Astagfirullahala’dzim.. tersadar bahwa sebenarnya Tuhan sayang padaku. Dia
memberiku pelajaran gratis dengan adanya keadaan ini. Aku diberi waktu untuk
mengumpulkan amalan-amalan dan pahala untuk bekal di akhiratku kelak. Kesenangan
duniawi itu hanya bersifat sementara. Belum tentu orang lain yang kelihatan
selalu bersenang-senang dan hidup tidak kekurangan materi apapun itu bahagia,
mungkin saja itu kamuflase atau malah menutupi kekurangannya, menutupi bahwa
mereka sebenarnya kurang kasih sayang orangtua, atau bahkan sudah ditinggal
orangtuanya terlebih dahulu. Alhamdulillah, ya Tuhan, aku masih memiliki kedua
orangtuaku lengkap, dengan segala keterbatasan dan kecukupan kami. Kalau aku
bisa mengutarakan langsung pada orang-orang yang sombong dan mengatasnamakan
uang untuk segalanya, “hey! Jangan lah kamu selalu melihat ke atas dan
dibutakan oleh kenikmatan dan kekuasaan uang, lihatlah ke bawah, masih banyak
orang yang membutuhkan, dan mungkin saja salahsatu atau beberapa anggota
keluarga inti kamu lah yang membutuhkan pertolonganmu.”

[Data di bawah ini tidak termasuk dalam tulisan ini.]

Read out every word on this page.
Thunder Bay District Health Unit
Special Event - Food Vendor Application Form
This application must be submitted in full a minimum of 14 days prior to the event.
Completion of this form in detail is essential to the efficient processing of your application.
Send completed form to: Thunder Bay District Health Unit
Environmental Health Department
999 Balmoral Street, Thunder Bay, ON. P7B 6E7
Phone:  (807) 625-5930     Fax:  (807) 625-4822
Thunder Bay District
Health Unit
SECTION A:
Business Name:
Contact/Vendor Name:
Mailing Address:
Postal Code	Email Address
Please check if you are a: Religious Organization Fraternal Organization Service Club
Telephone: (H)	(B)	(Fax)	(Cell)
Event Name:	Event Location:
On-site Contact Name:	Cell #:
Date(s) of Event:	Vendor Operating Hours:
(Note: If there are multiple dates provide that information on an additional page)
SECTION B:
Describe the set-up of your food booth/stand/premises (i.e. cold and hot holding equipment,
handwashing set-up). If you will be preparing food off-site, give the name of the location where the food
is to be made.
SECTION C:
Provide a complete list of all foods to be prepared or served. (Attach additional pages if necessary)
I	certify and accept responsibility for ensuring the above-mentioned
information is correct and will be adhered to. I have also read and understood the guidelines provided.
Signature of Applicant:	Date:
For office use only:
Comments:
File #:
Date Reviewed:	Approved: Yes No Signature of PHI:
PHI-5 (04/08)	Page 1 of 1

Kakak-kakakku semuanya baik, hanya saja aku sering merasa
ditelantarkan dan diabaikan. Mereka juga mungkin ingin berada di posisi aku sekarang,
namun karena mereka punya keluarga sendiri, mau tidak mau aku lah yang harus
berjuang sendiri. Ya sudah lah..
Maaf apabila tulisan diatas kesannya memojokkan
kakak-kakakku, tapi tidak bermaksud seperti itu, ini hanya sebuah “jeritan”
hati aku saja. Semua kakak-kakakku baik. Orang-orang yang aku maksud bukan
hanya kakak-kakakku saja, tapi oranglain yang tahu akan kondisi ku 3 tahun ini,
hanya tahu karena mendengar bukan mengalami dan melihat langsung.